Une étrange campagne de publicité s’affiche depuis la semaine dernière sur 1.939 panneaux en France, dénonçant la "casse" dont est victime le fret ferroviaire en France. “Tous les jours on tue le fret“, dénoncent les affiches, qui ont été financées par le comité central d’entreprise (CCE) de la SNCF.

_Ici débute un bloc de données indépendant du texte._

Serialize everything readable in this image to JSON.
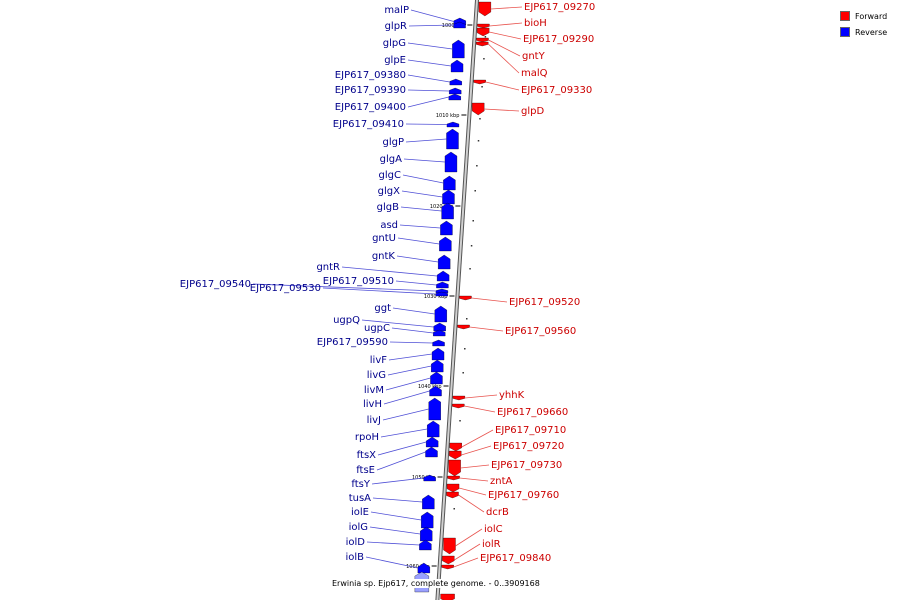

La branche fret de la SNCF se porte mal : hors filiales privées, elle a perdu 600 millions d'euros en 2010 pour un chiffre d'affaires d'un milliard. Le virage écologiste décrété par le gouvernement lors du Grenelle de l’Environnement ne s’est toujours pas traduit par un boom du transport de marchandises par voie ferroviaire. D’où cette campagne inédite, qui pose deux questions : son financement est-il légal ? Ne constitue-t-elle pas une publicité déguisée pour la CGT ?
Un financement illégal ?
Le Figaro, qui a sorti l’affaire mercredi, a pointé du doigt la légalité d’une telle campagne, financée par le CCE. Or les comités d’entreprises sont surtout connus pour leurs œuvres sociales au bénéfice des employés, comme l’offre de chèques vacances subventionnés ou l’achat de cadeaux de Noël pour les enfants des salariés.
Mais le CCE a également une mission de suivi de la situation économique de l’entreprise. Il peut donc commander des audits et des enquêtes internes, mais aussi des campagnes de publicité. La campagne en question est donc légale, c’est plus sa dimension électorale qui irrite les différents syndicats de la SNCF.
Une campagne aux allures très cégétiste
Les prochaines élections syndicales ont en effet lieu le 24 mars prochain. Or, l’affiche reprend la typologie et les visuels habituellement utilisés par la CGT dans ses tracts : phrase choc, couleur rouge et police de caractère identique. De là à y voir une campagne déguisée pour le principal syndicat, il n’y a qu’un pas, d’autant que la CGT est majoritaire au sein du CCE de la SNCF.
Les autres syndicats ne commentent pas officiellement cette affaire, d’autant qu’ils ont tous approuvé la campagne. Mais en interne, le malaise est palpable, car aucune organisation n’avait vu le visuel avant sa diffusion.
La gêne des autres syndicats
“Il y a effectivement des tentatives par les uns et par les autres, de porter leur discours. Sur le visuel, effectivement on regrette de n’avoir pas pu être suffisamment associé, pour avoir une campagne plus homogène et la plus unitaire possible“, explique diplomatiquement Alain Cambi, secrétaire fédéral de Sud Rail.
La SNCF, qui voit dans cette campagne une critique de l’entreprise, a porté plainte pour dénigrement et atteinte à son image. Le procès, qui débute vendredi, se fera sans la CFDT, qui a décidé de se désolidariser des autres syndicats. Une manière détournée de dénoncer les manières peu aimables de la CGT.